Just watched Adam Curtis "The Trap: Whatever Happened to Our Dream of Freedom".

A few notes.

1. The Sartrean idea of freedom, as authenticity found in the revolutionary act, was dealt with ages before Sartre and answered extremely effectively by G.K. Chesterton in his short story "The Yellow Birds". I advise anyone who thinks Sartrean freedom with bombs etc is not mad to read this story.

2. What happened to the Asian financial crisis, which certainly came in the middle of the Russian move to free market economy, and must have had an impact? Not mentioned, which is a weakness. If you are going to present history, present a fuller picture and don't omit bits which don't fit.

3) What happened to the other Eastern former USSR countries, which did not go through the Russian experience despite moving towards a market economy? Not mentioned, which is a weakness in the presentation, and makes me wonder how selective it was in making its case rather than looking to test its hypothesis.
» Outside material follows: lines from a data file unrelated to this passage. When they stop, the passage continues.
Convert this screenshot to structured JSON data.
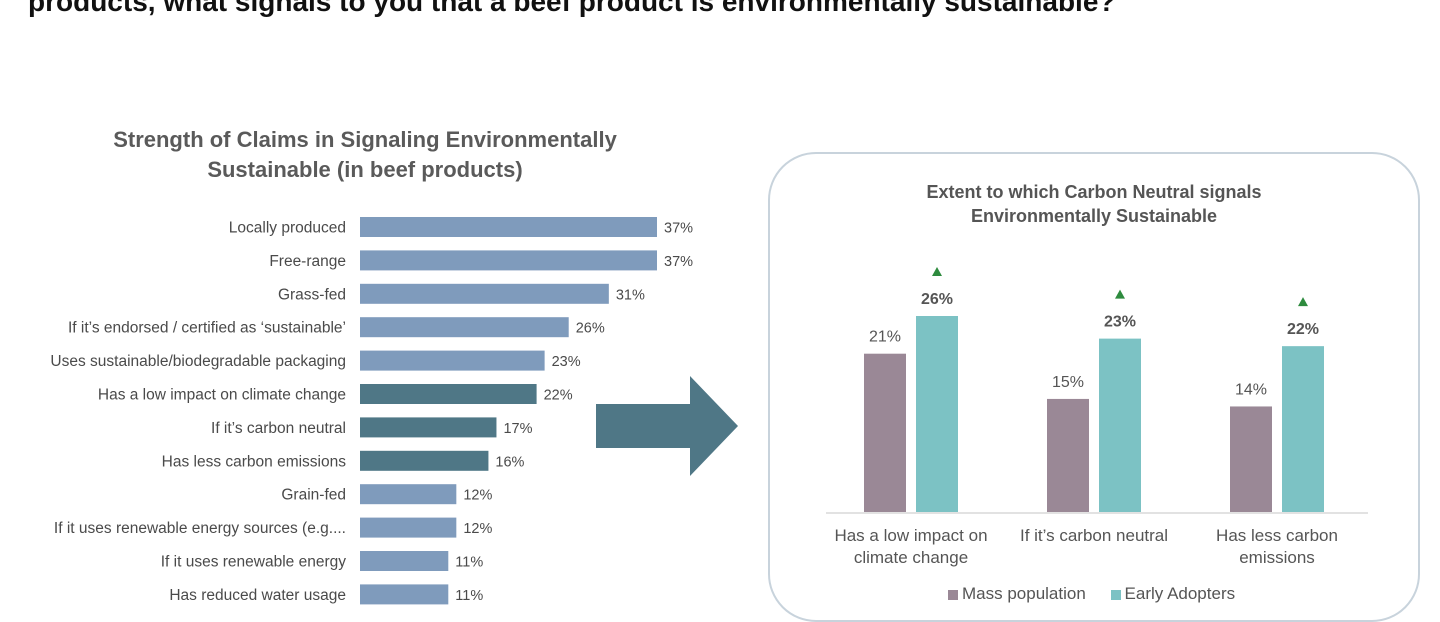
{
  "page": {
    "question_text": "products, what signals to you that a beef product is environmentally sustainable?"
  },
  "colors": {
    "bar_default": "#7f9bbc",
    "bar_highlight": "#4f7786",
    "arrow": "#4f7786",
    "mass_population": "#9a8896",
    "early_adopters": "#7cc2c4",
    "up_marker": "#2e8b3e"
  },
  "chart_data": [
    {
      "type": "bar",
      "orientation": "horizontal",
      "title_lines": [
        "Strength of Claims in Signaling Environmentally",
        "Sustainable (in beef products)"
      ],
      "categories": [
        "Locally produced",
        "Free-range",
        "Grass-fed",
        "If it’s endorsed / certified as ‘sustainable’",
        "Uses sustainable/biodegradable packaging",
        "Has a low impact on climate change",
        "If it’s carbon neutral",
        "Has less carbon emissions",
        "Grain-fed",
        "If it uses renewable energy sources (e.g....",
        "If it uses renewable energy",
        "Has reduced water usage"
      ],
      "values": [
        37,
        37,
        31,
        26,
        23,
        22,
        17,
        16,
        12,
        12,
        11,
        11
      ],
      "value_labels": [
        "37%",
        "37%",
        "31%",
        "26%",
        "23%",
        "22%",
        "17%",
        "16%",
        "12%",
        "12%",
        "11%",
        "11%"
      ],
      "highlighted": [
        false,
        false,
        false,
        false,
        false,
        true,
        true,
        true,
        false,
        false,
        false,
        false
      ],
      "unit": "%",
      "xlim": [
        0,
        40
      ],
      "grid": false
    },
    {
      "type": "bar",
      "orientation": "vertical",
      "title_lines": [
        "Extent to which Carbon Neutral signals",
        "Environmentally Sustainable"
      ],
      "categories": [
        [
          "Has a low impact on",
          "climate change"
        ],
        [
          "If it’s carbon neutral"
        ],
        [
          "Has less carbon",
          "emissions"
        ]
      ],
      "series": [
        {
          "name": "Mass population",
          "values": [
            21,
            15,
            14
          ],
          "labels": [
            "21%",
            "15%",
            "14%"
          ]
        },
        {
          "name": "Early Adopters",
          "values": [
            26,
            23,
            22
          ],
          "labels": [
            "26%",
            "23%",
            "22%"
          ],
          "up_marker": [
            true,
            true,
            true
          ]
        }
      ],
      "unit": "%",
      "ylim": [
        0,
        30
      ],
      "legend": "bottom",
      "grid": false
    }
  ]
}
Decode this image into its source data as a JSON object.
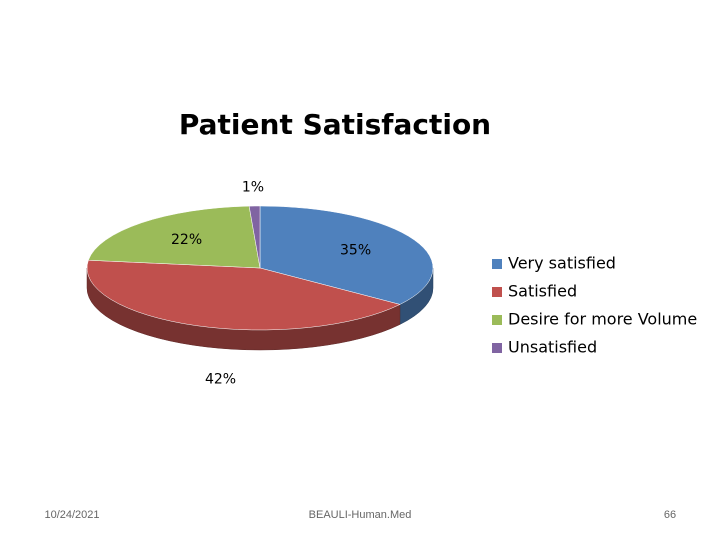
{
  "chart_data": {
    "type": "pie",
    "title": "Patient Satisfaction",
    "categories": [
      "Very satisfied",
      "Satisfied",
      "Desire for more Volume",
      "Unsatisfied"
    ],
    "values": [
      35,
      42,
      22,
      1
    ],
    "value_labels": [
      "35%",
      "42%",
      "22%",
      "1%"
    ],
    "colors": [
      "#4f81bd",
      "#c0504d",
      "#9bbb59",
      "#8064a2"
    ],
    "legend": "right"
  },
  "footer": {
    "date": "10/24/2021",
    "center": "BEAULI-Human.Med",
    "page": "66"
  }
}
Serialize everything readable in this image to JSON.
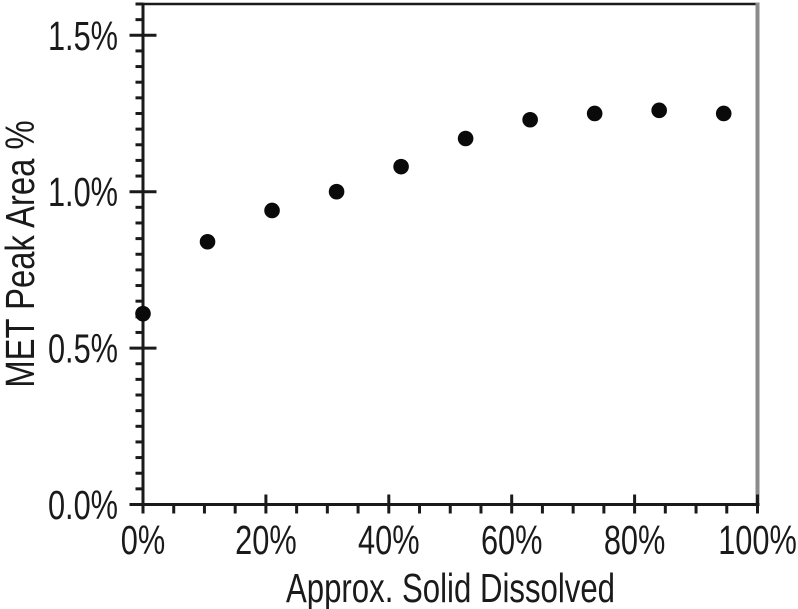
{
  "chart_data": {
    "type": "scatter",
    "title": "",
    "xlabel": "Approx. Solid Dissolved",
    "ylabel": "MET Peak Area %",
    "xlim": [
      0,
      100
    ],
    "ylim": [
      0,
      1.6
    ],
    "x_major_ticks": [
      0,
      20,
      40,
      60,
      80,
      100
    ],
    "x_tick_labels": [
      "0%",
      "20%",
      "40%",
      "60%",
      "80%",
      "100%"
    ],
    "x_minor_step": 5,
    "y_major_ticks": [
      0,
      0.5,
      1.0,
      1.5
    ],
    "y_tick_labels": [
      "0.0%",
      "0.5%",
      "1.0%",
      "1.5%"
    ],
    "y_minor_step": 0.05,
    "grid": false,
    "legend": false,
    "marker": {
      "shape": "filled-circle",
      "radius_px": 7.8,
      "color": "#0a0a0a"
    },
    "series": [
      {
        "points": [
          {
            "x": 0,
            "y": 0.61
          },
          {
            "x": 10.5,
            "y": 0.84
          },
          {
            "x": 21,
            "y": 0.94
          },
          {
            "x": 31.5,
            "y": 1.0
          },
          {
            "x": 42,
            "y": 1.08
          },
          {
            "x": 52.5,
            "y": 1.17
          },
          {
            "x": 63,
            "y": 1.23
          },
          {
            "x": 73.5,
            "y": 1.25
          },
          {
            "x": 84,
            "y": 1.26
          },
          {
            "x": 94.5,
            "y": 1.25
          }
        ]
      }
    ],
    "colors": {
      "marker": "#0a0a0a",
      "axis": "#1a1a1a",
      "text": "#1a1a1a",
      "plot_right_border": "#8b8b8b",
      "background": "#ffffff"
    }
  }
}
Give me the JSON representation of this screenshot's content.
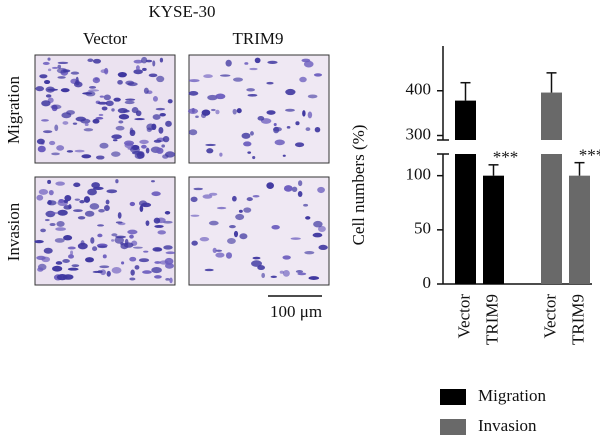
{
  "figure": {
    "title": "KYSE-30",
    "columns": [
      "Vector",
      "TRIM9"
    ],
    "rows": [
      "Migration",
      "Invasion"
    ],
    "scale_bar": "100 μm"
  },
  "chart_data": {
    "type": "bar",
    "y_label": "Cell numbers (%)",
    "categories": [
      "Vector",
      "TRIM9"
    ],
    "series": [
      {
        "name": "Migration",
        "color": "#000000",
        "values": [
          378,
          100
        ],
        "errors": [
          40,
          10
        ],
        "annotations": [
          null,
          "***"
        ]
      },
      {
        "name": "Invasion",
        "color": "#696969",
        "values": [
          396,
          100
        ],
        "errors": [
          44,
          12
        ],
        "annotations": [
          null,
          "***"
        ]
      }
    ],
    "ylim": [
      0,
      500
    ],
    "axis_break": [
      120,
      290
    ],
    "yticks": [
      0,
      50,
      100,
      300,
      400
    ]
  }
}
4) Berlin was mention as the only promoter of an idea of liberty. If Popper's ideas had been in place in the USSR transition (assuming Curtis depicts it right), it would probably not have happened. A sweeping change (no price controls, especially on foodstuffs and essentials, privatisation etc) is what Popper would have condemned as Utopian social engineering (e.g. The Poverty of Historicism), which he said invariably goes wrong. He also pointed out an asymmetry - we cannot legislate for happiness (because everyone has their own idea), but we can legislate to minimise suffering.